I had the pleasure yesterday of watching this young male Pileated Woodpecker at work. As usual with this species, he was not delicate about what he was doing, which was hunting for insects in dead conifer tree trunks.
As you see, he worked in a haze of self-created sawdust (“peckdust”?), and often stripped off long lengths of wood and tossed them aside as if they were paper packaging.

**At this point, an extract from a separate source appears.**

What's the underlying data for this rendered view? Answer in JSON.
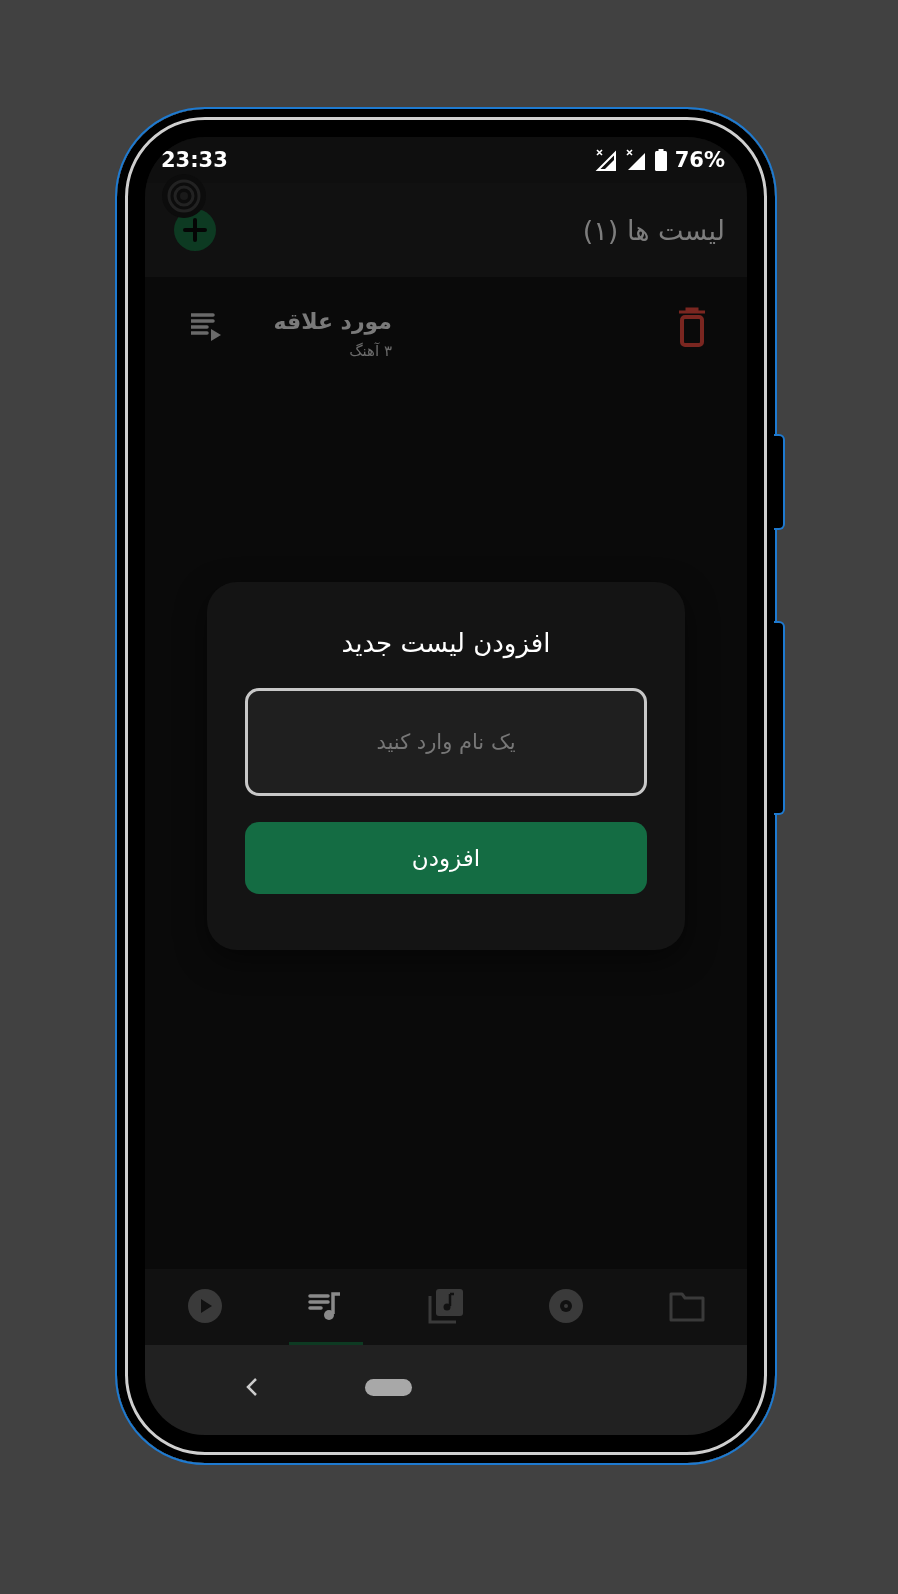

Pileateds are Maine’s largest woodpeckers at almost 17 inches and, if the Ivory-Billed Woodpecker is extinct, Pileateds are the Nation’s largest woodpeckers. They’re residents (nonmigratory) here. They’re easy to identify by their size and pointed red feathered caps (crests), which often are flexed up on end when the birds get intense:
The male’s red cap is a full one, worn pulled down to his beak, while the female has a smaller, almost beany-like, cap worn at the back of her head. (The male also has red-feathered war paint streaming back from his beak, making him look fearsome.) The cap is the characterizing feature of the birds and the reason it has a Latinized name.
“Pileated” is derived from the Latin words for conical felt caps. Thus, this bird is a capped or crested bird. (By the way, the similar word “pileum” is the name for the area on any bird from the top of its head to its nape.) There is a debate, however, as to how to pronounce “pileated.”
The world seems to be divided between pie- eaters and pill-takers when it comes to pileated. That is, some say “PIE-lee-Ay-tid” and some say “PILL-ee-Ay-tid.” Both pronunciations seem to be well-accepted by birders, but English teachers will say that the pie people are technically correct. (Images taken in Brooklin, Maine, on September 25, 2023.)